As the race continued, tension sharpened. The drizzle had eased, but the track remained slick in places, unforgiving of mistakes and positions shifted rapidly. Evans timed his second Attack Mode to near perfection, overtaking race leader Nico Müller on lap 27. And then, almost suddenly, it became clear that Jaguar TCS Racing was in contention for something more. Mitch Evans surged forward with control, navigating traffic cleanly, deploying energy at precisely the right moments. It seemed assured, the kind of driving that looks almost understated until you realize how difficult it is to execute. Evans charged to victory, a win that marked his 15th career Formula E triumph, officially making him the most successful race winner in the championship’s history.

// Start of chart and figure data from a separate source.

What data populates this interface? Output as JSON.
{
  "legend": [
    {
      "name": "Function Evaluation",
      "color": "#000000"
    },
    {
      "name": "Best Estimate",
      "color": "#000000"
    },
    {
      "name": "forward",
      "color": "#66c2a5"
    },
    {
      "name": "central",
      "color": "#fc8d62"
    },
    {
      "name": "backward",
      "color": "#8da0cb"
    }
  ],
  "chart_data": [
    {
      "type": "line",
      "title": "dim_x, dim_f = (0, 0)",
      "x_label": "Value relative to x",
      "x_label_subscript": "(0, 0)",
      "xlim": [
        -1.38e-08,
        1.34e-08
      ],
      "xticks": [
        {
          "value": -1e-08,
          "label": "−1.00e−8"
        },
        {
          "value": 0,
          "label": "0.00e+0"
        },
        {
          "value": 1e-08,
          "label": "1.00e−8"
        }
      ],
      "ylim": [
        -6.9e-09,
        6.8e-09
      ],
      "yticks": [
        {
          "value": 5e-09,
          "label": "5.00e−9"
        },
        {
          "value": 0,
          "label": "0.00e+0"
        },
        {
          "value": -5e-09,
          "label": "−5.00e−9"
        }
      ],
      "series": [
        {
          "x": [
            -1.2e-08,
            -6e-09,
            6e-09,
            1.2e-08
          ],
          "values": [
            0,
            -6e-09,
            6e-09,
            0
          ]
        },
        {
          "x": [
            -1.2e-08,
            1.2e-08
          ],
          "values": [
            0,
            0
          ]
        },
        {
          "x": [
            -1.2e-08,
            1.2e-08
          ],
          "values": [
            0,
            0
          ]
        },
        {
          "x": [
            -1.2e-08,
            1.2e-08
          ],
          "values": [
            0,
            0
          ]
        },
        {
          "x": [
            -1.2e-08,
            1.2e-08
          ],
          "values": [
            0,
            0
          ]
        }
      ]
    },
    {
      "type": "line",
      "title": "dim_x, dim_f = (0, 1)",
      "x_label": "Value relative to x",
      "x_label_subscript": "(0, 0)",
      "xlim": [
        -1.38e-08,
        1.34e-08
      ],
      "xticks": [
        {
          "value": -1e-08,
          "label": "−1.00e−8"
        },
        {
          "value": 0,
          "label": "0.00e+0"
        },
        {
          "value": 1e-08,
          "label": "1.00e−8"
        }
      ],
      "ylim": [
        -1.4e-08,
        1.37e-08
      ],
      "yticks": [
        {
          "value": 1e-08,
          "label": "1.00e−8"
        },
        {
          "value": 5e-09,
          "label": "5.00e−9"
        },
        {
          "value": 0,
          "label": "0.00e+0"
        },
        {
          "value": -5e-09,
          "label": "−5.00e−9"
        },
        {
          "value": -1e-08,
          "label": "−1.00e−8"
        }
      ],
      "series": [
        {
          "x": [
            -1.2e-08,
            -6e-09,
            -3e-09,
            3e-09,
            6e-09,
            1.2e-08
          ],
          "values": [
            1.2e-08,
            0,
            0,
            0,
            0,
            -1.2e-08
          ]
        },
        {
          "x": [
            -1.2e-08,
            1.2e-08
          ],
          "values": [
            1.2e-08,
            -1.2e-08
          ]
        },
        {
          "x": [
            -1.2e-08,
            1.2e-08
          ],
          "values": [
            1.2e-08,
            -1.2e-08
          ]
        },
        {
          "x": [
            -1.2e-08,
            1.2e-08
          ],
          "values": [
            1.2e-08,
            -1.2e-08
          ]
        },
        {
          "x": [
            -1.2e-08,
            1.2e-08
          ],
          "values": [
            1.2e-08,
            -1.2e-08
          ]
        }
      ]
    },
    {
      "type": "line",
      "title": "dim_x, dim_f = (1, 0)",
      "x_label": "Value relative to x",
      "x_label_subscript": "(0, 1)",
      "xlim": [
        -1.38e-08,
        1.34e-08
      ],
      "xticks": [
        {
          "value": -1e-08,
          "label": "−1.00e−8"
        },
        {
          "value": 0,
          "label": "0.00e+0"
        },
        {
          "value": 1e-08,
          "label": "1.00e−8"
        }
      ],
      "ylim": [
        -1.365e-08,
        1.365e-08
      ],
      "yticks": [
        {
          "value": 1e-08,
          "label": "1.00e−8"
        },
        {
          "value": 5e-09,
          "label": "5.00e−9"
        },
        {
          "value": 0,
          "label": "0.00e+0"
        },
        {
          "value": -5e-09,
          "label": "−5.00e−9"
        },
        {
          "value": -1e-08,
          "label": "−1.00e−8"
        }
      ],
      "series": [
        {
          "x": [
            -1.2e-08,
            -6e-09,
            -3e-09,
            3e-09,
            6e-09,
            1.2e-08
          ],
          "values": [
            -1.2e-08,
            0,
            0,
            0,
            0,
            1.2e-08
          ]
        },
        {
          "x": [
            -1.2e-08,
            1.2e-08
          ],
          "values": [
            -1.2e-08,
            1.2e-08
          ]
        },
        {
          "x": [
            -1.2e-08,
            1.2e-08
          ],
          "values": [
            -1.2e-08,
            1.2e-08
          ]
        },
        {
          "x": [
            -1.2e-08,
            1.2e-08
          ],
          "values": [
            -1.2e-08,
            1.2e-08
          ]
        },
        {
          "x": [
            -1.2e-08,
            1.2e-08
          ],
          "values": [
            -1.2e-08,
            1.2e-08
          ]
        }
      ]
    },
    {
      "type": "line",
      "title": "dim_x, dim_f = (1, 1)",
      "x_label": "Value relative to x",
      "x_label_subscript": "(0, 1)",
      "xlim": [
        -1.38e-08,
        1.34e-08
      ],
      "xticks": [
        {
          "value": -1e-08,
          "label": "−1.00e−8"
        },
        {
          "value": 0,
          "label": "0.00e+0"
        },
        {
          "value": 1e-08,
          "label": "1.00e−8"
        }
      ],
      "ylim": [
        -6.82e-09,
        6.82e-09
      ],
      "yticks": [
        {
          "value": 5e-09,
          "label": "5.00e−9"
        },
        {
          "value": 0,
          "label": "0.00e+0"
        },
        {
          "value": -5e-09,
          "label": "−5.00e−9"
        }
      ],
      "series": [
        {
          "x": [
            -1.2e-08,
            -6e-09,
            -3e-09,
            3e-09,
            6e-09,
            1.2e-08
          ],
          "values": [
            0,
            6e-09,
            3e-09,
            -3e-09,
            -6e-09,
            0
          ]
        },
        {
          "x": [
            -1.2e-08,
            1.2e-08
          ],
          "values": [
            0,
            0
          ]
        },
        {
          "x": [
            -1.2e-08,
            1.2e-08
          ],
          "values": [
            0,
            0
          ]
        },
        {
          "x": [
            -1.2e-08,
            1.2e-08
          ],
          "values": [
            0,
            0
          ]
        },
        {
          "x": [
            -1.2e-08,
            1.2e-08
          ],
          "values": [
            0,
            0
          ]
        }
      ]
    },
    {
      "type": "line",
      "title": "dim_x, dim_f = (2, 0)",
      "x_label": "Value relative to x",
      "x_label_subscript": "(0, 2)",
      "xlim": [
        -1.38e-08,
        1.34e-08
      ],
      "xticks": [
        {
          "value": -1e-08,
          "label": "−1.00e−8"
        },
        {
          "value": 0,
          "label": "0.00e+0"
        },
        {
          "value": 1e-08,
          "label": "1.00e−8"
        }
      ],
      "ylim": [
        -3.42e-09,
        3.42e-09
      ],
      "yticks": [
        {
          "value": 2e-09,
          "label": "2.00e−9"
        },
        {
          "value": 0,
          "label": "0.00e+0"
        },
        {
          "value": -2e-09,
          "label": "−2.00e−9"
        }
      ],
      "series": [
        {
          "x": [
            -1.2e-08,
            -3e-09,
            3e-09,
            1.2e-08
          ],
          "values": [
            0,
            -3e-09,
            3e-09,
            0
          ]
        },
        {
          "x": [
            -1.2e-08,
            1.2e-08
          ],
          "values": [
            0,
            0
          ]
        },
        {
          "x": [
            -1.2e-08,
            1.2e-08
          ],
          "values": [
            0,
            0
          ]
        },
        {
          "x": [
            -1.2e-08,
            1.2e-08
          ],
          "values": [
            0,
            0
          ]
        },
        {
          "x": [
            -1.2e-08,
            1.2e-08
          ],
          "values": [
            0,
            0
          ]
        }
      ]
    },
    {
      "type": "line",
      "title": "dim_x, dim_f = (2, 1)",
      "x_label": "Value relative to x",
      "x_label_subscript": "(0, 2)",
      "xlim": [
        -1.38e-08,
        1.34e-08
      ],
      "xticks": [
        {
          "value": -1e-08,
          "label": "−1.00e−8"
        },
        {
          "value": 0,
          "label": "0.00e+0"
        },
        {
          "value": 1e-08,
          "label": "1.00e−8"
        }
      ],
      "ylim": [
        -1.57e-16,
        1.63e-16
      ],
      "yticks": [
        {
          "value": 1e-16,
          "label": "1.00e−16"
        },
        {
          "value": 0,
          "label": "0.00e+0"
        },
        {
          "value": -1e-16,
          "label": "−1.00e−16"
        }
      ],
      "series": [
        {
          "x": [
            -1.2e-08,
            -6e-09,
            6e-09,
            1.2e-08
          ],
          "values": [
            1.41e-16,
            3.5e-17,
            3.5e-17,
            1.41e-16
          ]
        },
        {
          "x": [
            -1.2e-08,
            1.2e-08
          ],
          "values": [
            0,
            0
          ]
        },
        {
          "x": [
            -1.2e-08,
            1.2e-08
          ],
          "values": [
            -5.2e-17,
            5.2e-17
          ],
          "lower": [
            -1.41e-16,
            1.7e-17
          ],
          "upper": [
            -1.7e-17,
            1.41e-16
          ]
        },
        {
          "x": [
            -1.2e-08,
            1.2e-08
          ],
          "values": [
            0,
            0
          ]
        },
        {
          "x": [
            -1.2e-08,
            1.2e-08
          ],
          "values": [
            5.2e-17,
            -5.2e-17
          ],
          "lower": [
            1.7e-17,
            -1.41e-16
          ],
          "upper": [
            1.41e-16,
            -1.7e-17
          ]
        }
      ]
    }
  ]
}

When Evans crossed the line to secure victory, the reaction wasn’t explosive at first. It was a beat of disbelief, then recognition, then celebration. Applause rippled through the suites. Post-race, the mood shifted from focus to release. On the podium, champagne flowed, sprayed skyward in celebration, the rain now replaced by laughter and relief. The imagery felt almost cinematic with the wet track, gleaming cars, champagne mist catching the light. The Jaguar TCS Racing team celebrated together, drivers and engineers, media and brand partners, sharing in the culmination of months of work. Being part of a winning team, even peripherally, carries a distinct energy. No one knew with certainty that Evans would win, but in hindsight, it made sense. His background, his familiarity with the series, his calm under pressure, all of it converged at the right moment.
As the day wound down, it became clear that what set this race apart wasn’t just the result, but the rhythm of the experience itself. Formula E doesn’t overwhelm, it invites and asks you to observe, to listen, to understand the layers beneath the surface. From the race suites to the grid walk, from the drizzle-soaked start to the champagne-splashed finish, the Miami E-Prix was an exciting chapter in Jaguar’s motorsport story. It balanced innovation with heritage, performance with sustainability, competition with community. In a motorsport landscape often defined by excess, Formula E offers a glimpse of what racing could look like in the future and a vision that acknowledges the realities of our time, that treats efficiency as a skill rather than a compromise.